The messages from corporations tell us hundreds of times a day, in ways we may not notice anymore: how to relate to each other and to ourselves, what to buy, how to feel, how to perceive and the kind of person to aspire to be.

Theatre for the Living’s production of Corporations in Our Heads, which is currently touring B.C. and stops in Lumby Nov. 20, is about becoming aware of these messages.

“It’s (on) how to change our relationships to them, to live healthier and more sustainable lives with each other, with ourselves, and with the planet,” said David Diamond,   who co-founded Headlines Theatre (now Theatre for Living) in 1981 and has directed more than 500 community-specific projects on issues such as racism, civic engagement, violence, addiction, street youth, intergenerational conflict and homelessness.

Corporations in Our Heads is more than just an investigation, said Diamond.

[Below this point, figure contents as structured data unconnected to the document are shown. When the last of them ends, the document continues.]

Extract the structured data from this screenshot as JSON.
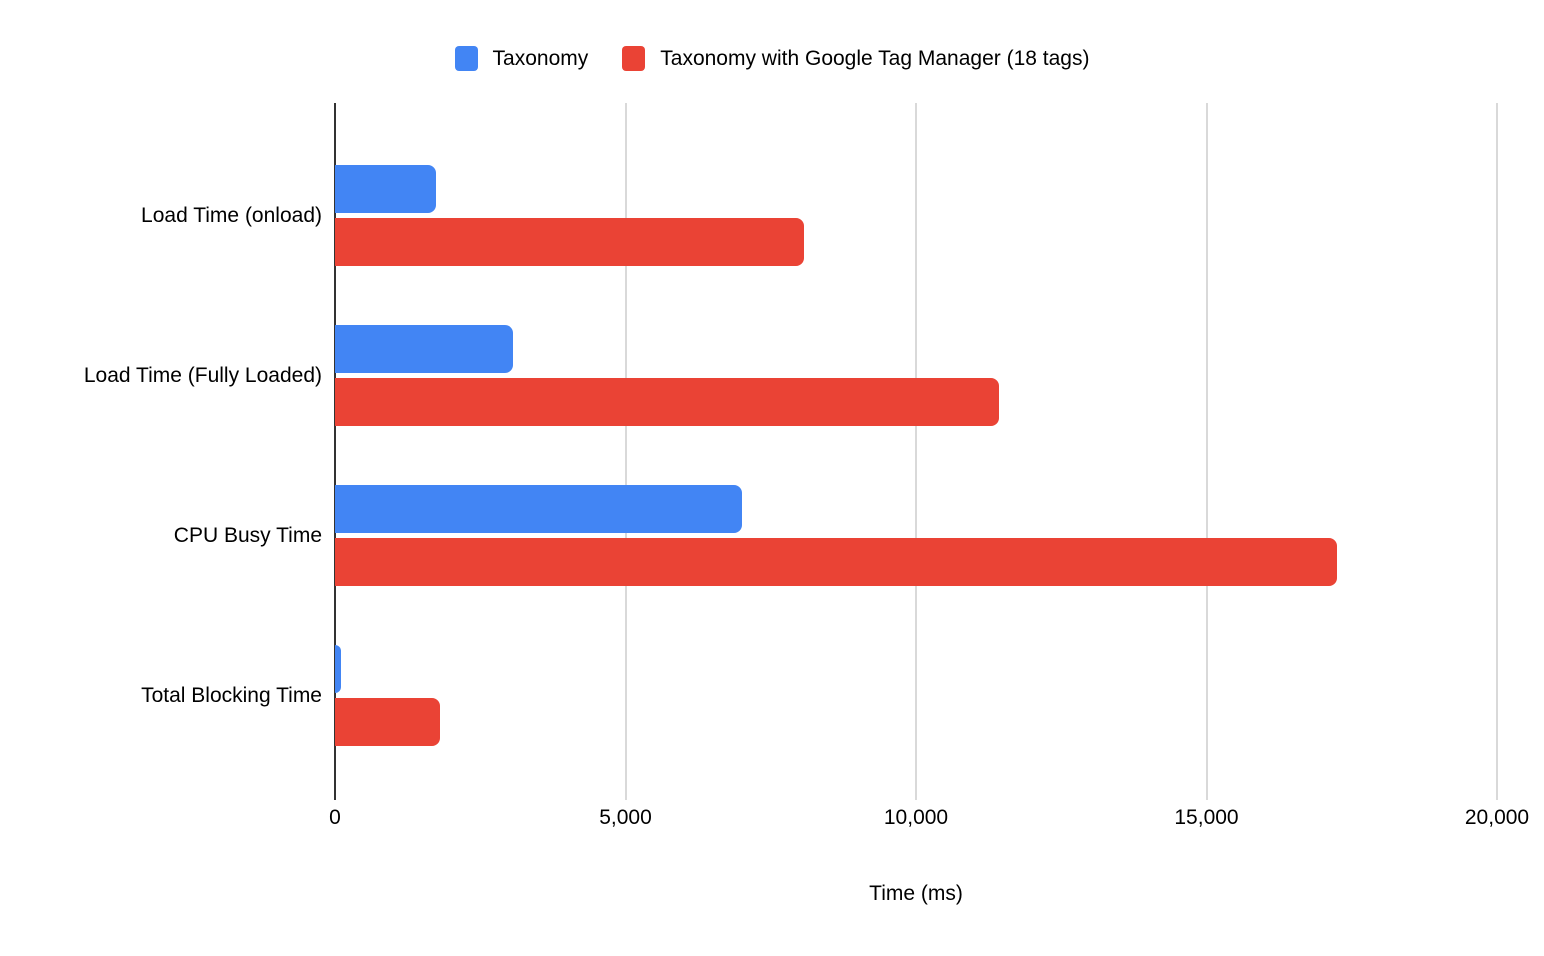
{
  "chart_data": {
    "type": "bar",
    "orientation": "horizontal",
    "title": "",
    "xlabel": "Time (ms)",
    "ylabel": "",
    "categories": [
      "Load Time (onload)",
      "Load Time (Fully Loaded)",
      "CPU Busy Time",
      "Total Blocking Time"
    ],
    "series": [
      {
        "name": "Taxonomy",
        "color": "#4285F4",
        "values": [
          1740,
          3070,
          7000,
          100
        ]
      },
      {
        "name": "Taxonomy with Google Tag Manager (18 tags)",
        "color": "#EA4335",
        "values": [
          8080,
          11430,
          17250,
          1800
        ]
      }
    ],
    "xlim": [
      0,
      20000
    ],
    "xticks": [
      {
        "value": 0,
        "label": "0"
      },
      {
        "value": 5000,
        "label": "5,000"
      },
      {
        "value": 10000,
        "label": "10,000"
      },
      {
        "value": 15000,
        "label": "15,000"
      },
      {
        "value": 20000,
        "label": "20,000"
      }
    ],
    "grid": true,
    "legend_position": "top",
    "colors": {
      "background": "#ffffff",
      "gridline": "#d9d9d9",
      "axis_line": "#333333",
      "text": "#000000"
    }
  }
}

“We have a desire for Corporations in our Heads to move into transformative action… by making each event relevant, at a grassroots level, to each unique community in which it happens and for the local organizers to use that momentum to move forward on local community issues,” he said.

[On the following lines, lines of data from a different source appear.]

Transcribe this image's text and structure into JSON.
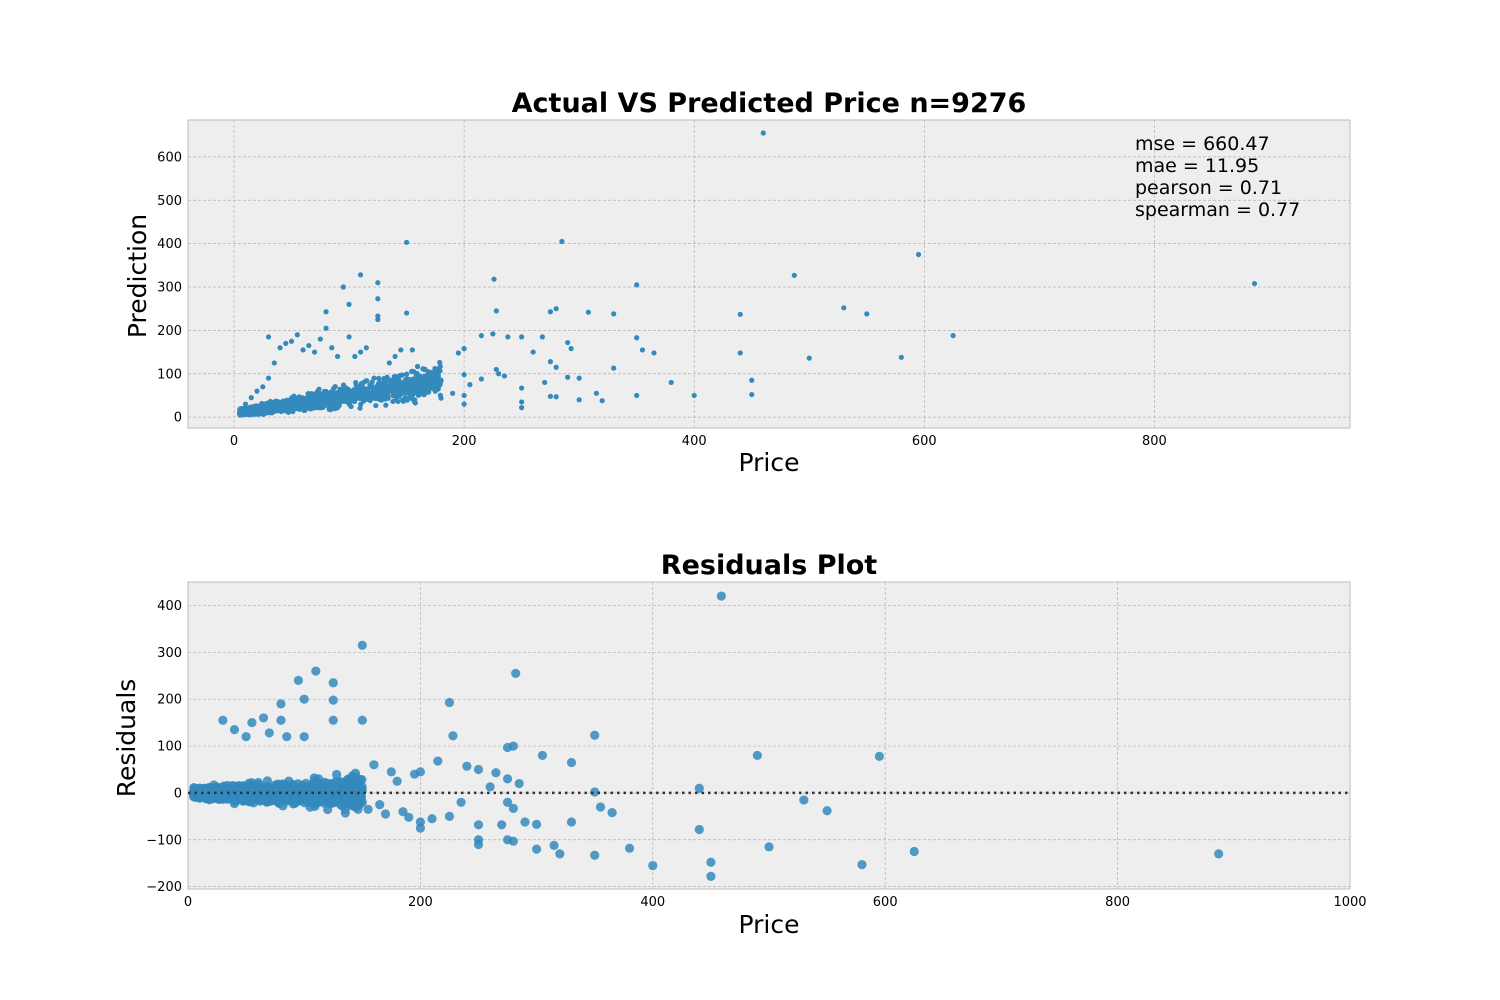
{
  "chart_data": [
    {
      "type": "scatter",
      "title": "Actual VS Predicted Price n=9276",
      "xlabel": "Price",
      "ylabel": "Prediction",
      "xlim": [
        -40,
        970
      ],
      "ylim": [
        -25,
        685
      ],
      "xticks": [
        0,
        200,
        400,
        600,
        800
      ],
      "yticks": [
        0,
        100,
        200,
        300,
        400,
        500,
        600
      ],
      "grid": true,
      "color": "#348ABD",
      "annotations": [
        "mse = 660.47",
        "mae = 11.95",
        "pearson = 0.71",
        "spearman = 0.77"
      ],
      "points": [
        [
          460,
          655
        ],
        [
          150,
          403
        ],
        [
          285,
          405
        ],
        [
          595,
          375
        ],
        [
          887,
          308
        ],
        [
          487,
          327
        ],
        [
          110,
          328
        ],
        [
          125,
          310
        ],
        [
          95,
          300
        ],
        [
          226,
          318
        ],
        [
          350,
          305
        ],
        [
          80,
          243
        ],
        [
          150,
          240
        ],
        [
          100,
          260
        ],
        [
          125,
          273
        ],
        [
          228,
          245
        ],
        [
          275,
          243
        ],
        [
          280,
          250
        ],
        [
          308,
          242
        ],
        [
          330,
          238
        ],
        [
          440,
          237
        ],
        [
          530,
          252
        ],
        [
          550,
          238
        ],
        [
          625,
          188
        ],
        [
          580,
          138
        ],
        [
          500,
          136
        ],
        [
          440,
          148
        ],
        [
          350,
          183
        ],
        [
          355,
          155
        ],
        [
          365,
          148
        ],
        [
          290,
          172
        ],
        [
          293,
          158
        ],
        [
          268,
          185
        ],
        [
          275,
          128
        ],
        [
          280,
          115
        ],
        [
          260,
          150
        ],
        [
          250,
          185
        ],
        [
          238,
          185
        ],
        [
          225,
          192
        ],
        [
          215,
          188
        ],
        [
          200,
          158
        ],
        [
          195,
          148
        ],
        [
          330,
          113
        ],
        [
          300,
          90
        ],
        [
          290,
          92
        ],
        [
          270,
          80
        ],
        [
          228,
          110
        ],
        [
          230,
          100
        ],
        [
          235,
          95
        ],
        [
          215,
          88
        ],
        [
          205,
          75
        ],
        [
          200,
          98
        ],
        [
          380,
          80
        ],
        [
          450,
          85
        ],
        [
          400,
          50
        ],
        [
          450,
          52
        ],
        [
          350,
          50
        ],
        [
          320,
          38
        ],
        [
          315,
          55
        ],
        [
          300,
          40
        ],
        [
          280,
          47
        ],
        [
          275,
          48
        ],
        [
          250,
          67
        ],
        [
          250,
          35
        ],
        [
          250,
          22
        ],
        [
          200,
          30
        ],
        [
          200,
          50
        ],
        [
          190,
          55
        ],
        [
          180,
          85
        ],
        [
          175,
          60
        ],
        [
          170,
          78
        ],
        [
          165,
          70
        ],
        [
          160,
          95
        ],
        [
          155,
          155
        ],
        [
          145,
          155
        ],
        [
          140,
          140
        ],
        [
          135,
          125
        ],
        [
          125,
          233
        ],
        [
          125,
          225
        ],
        [
          115,
          160
        ],
        [
          110,
          150
        ],
        [
          105,
          140
        ],
        [
          100,
          185
        ],
        [
          90,
          140
        ],
        [
          85,
          160
        ],
        [
          80,
          205
        ],
        [
          75,
          180
        ],
        [
          70,
          150
        ],
        [
          65,
          165
        ],
        [
          60,
          155
        ],
        [
          55,
          190
        ],
        [
          50,
          175
        ],
        [
          45,
          170
        ],
        [
          40,
          160
        ],
        [
          30,
          185
        ],
        [
          35,
          125
        ],
        [
          20,
          60
        ],
        [
          25,
          70
        ],
        [
          30,
          90
        ],
        [
          15,
          45
        ],
        [
          10,
          30
        ]
      ],
      "cluster_note": "dense mass of points for Price 5-180 and Prediction 5-130"
    },
    {
      "type": "scatter",
      "title": "Residuals Plot",
      "xlabel": "Price",
      "ylabel": "Residuals",
      "xlim": [
        0,
        1000
      ],
      "ylim": [
        -205,
        450
      ],
      "xticks": [
        0,
        200,
        400,
        600,
        800,
        1000
      ],
      "yticks": [
        -200,
        -100,
        0,
        100,
        200,
        300,
        400
      ],
      "xtick_labels": [
        "0",
        "200",
        "400",
        "600",
        "800",
        "1000"
      ],
      "ytick_labels": [
        "−200",
        "−100",
        "0",
        "100",
        "200",
        "300",
        "400"
      ],
      "grid": true,
      "color": "#348ABD",
      "reference_line": 0,
      "points": [
        [
          459,
          420
        ],
        [
          150,
          315
        ],
        [
          282,
          255
        ],
        [
          110,
          260
        ],
        [
          95,
          240
        ],
        [
          125,
          235
        ],
        [
          100,
          200
        ],
        [
          125,
          198
        ],
        [
          225,
          193
        ],
        [
          30,
          155
        ],
        [
          55,
          150
        ],
        [
          80,
          155
        ],
        [
          125,
          155
        ],
        [
          150,
          155
        ],
        [
          80,
          190
        ],
        [
          65,
          160
        ],
        [
          70,
          128
        ],
        [
          40,
          135
        ],
        [
          50,
          120
        ],
        [
          85,
          120
        ],
        [
          100,
          120
        ],
        [
          228,
          122
        ],
        [
          350,
          123
        ],
        [
          275,
          97
        ],
        [
          280,
          100
        ],
        [
          305,
          80
        ],
        [
          330,
          65
        ],
        [
          490,
          80
        ],
        [
          595,
          78
        ],
        [
          215,
          68
        ],
        [
          240,
          57
        ],
        [
          250,
          50
        ],
        [
          265,
          43
        ],
        [
          275,
          30
        ],
        [
          285,
          20
        ],
        [
          260,
          13
        ],
        [
          440,
          10
        ],
        [
          350,
          2
        ],
        [
          355,
          -30
        ],
        [
          365,
          -42
        ],
        [
          330,
          -62
        ],
        [
          290,
          -62
        ],
        [
          300,
          -67
        ],
        [
          250,
          -68
        ],
        [
          270,
          -68
        ],
        [
          225,
          -50
        ],
        [
          210,
          -55
        ],
        [
          200,
          -62
        ],
        [
          200,
          -75
        ],
        [
          235,
          -20
        ],
        [
          275,
          -20
        ],
        [
          280,
          -33
        ],
        [
          250,
          -100
        ],
        [
          250,
          -110
        ],
        [
          275,
          -100
        ],
        [
          280,
          -103
        ],
        [
          300,
          -120
        ],
        [
          315,
          -112
        ],
        [
          320,
          -130
        ],
        [
          350,
          -133
        ],
        [
          380,
          -118
        ],
        [
          400,
          -155
        ],
        [
          440,
          -78
        ],
        [
          450,
          -148
        ],
        [
          450,
          -178
        ],
        [
          500,
          -115
        ],
        [
          530,
          -15
        ],
        [
          550,
          -38
        ],
        [
          580,
          -153
        ],
        [
          625,
          -125
        ],
        [
          887,
          -130
        ],
        [
          195,
          40
        ],
        [
          200,
          45
        ],
        [
          180,
          25
        ],
        [
          175,
          45
        ],
        [
          160,
          60
        ],
        [
          165,
          -25
        ],
        [
          170,
          -45
        ],
        [
          185,
          -40
        ],
        [
          190,
          -52
        ],
        [
          155,
          -35
        ],
        [
          150,
          -20
        ]
      ],
      "cluster_note": "dense mass of points for Price 5-150 and Residuals -50 to 70"
    }
  ]
}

Evolved from Augusto Boal’s (founder of the Theatre of the Oppressed) technique, Cops in the Head, each event is based on the community’s creation.

“We are touring a process in which the whole evening of theatre emerges from the audience,” said Diamond.

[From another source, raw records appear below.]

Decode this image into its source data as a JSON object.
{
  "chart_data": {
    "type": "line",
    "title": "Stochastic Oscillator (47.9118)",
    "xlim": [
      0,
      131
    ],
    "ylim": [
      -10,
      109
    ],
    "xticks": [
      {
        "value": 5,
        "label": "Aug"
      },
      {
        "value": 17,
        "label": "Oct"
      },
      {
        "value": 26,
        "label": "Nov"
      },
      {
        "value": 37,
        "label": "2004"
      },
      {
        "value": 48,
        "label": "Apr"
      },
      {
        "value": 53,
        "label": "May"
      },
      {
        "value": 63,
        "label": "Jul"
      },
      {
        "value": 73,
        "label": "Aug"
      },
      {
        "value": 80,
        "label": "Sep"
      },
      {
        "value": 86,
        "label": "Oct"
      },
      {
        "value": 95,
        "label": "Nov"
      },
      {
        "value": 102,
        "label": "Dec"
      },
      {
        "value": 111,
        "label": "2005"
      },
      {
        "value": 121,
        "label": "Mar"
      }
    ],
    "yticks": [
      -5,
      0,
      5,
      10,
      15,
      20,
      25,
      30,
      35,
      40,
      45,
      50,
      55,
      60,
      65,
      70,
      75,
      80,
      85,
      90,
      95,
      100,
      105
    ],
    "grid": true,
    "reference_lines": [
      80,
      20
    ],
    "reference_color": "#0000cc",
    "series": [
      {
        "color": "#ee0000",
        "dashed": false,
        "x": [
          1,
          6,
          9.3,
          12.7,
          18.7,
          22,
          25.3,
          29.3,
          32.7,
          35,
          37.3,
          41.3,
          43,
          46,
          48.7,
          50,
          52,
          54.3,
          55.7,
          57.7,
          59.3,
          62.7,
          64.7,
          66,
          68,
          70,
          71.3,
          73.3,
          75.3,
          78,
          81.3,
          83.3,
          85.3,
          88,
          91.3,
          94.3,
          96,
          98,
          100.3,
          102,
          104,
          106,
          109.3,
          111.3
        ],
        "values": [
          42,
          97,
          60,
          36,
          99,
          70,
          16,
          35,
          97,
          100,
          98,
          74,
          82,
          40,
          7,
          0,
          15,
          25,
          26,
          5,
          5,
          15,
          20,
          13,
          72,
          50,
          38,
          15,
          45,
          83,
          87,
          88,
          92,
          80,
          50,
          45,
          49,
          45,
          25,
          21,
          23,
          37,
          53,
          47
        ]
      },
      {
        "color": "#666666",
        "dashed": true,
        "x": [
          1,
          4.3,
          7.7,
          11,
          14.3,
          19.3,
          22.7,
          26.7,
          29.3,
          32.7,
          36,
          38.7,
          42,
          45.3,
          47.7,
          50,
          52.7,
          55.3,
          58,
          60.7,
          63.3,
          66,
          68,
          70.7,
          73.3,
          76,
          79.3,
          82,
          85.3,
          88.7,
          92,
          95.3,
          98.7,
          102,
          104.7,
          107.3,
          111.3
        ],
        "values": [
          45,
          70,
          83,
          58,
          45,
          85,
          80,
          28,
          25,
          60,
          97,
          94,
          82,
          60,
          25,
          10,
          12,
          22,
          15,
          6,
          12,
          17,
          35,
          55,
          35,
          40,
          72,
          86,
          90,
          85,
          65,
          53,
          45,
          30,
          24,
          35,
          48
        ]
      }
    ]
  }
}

It starts with a short warm-up, where the audience is asked to offer stories out of their own experiences.

“(They can be) stories in which the storyteller had to make a decision, and in that moment, knew that the messages of corporations were affecting their choice in negative or unhealthy way,” said Diamond, who takes on the role of joker/facilitator. “The audience chooses the story that resonates the most and we bring that story to the stage.”

After agreeing on branding, the joker and audience decide what corporations are present in the space that night.

“Identifying the brand helps us to understand the character as well as the messaging. The chosen moment is then theatricalized on stage,” said Diamond, who freezes the scene in a moment when the “corporate voices” appear to be present in the storyteller (the Protagonist).

The Protagonist is then asked to identify what the loudest voice is saying, and to make a physical shape to represent that message.

“An audience member, who recognizes that message from inside his or her own experience, volunteers to become that shape on stage and develop the shape into a character. That character becomes the voice of a corporation,” said Diamond.

Presented by the Monashee Arts Council, Corporations in our Heads stages at White Valley Community Centre, 2250 Shields Ave., Lumby, Wednesday, Nov. 20 at 7 p.m.

Tickets are $6 for youth and seniors and $8 for adults and can be purchased by phone at 778-473-3029 or at 1961 Vernon St., Lumby.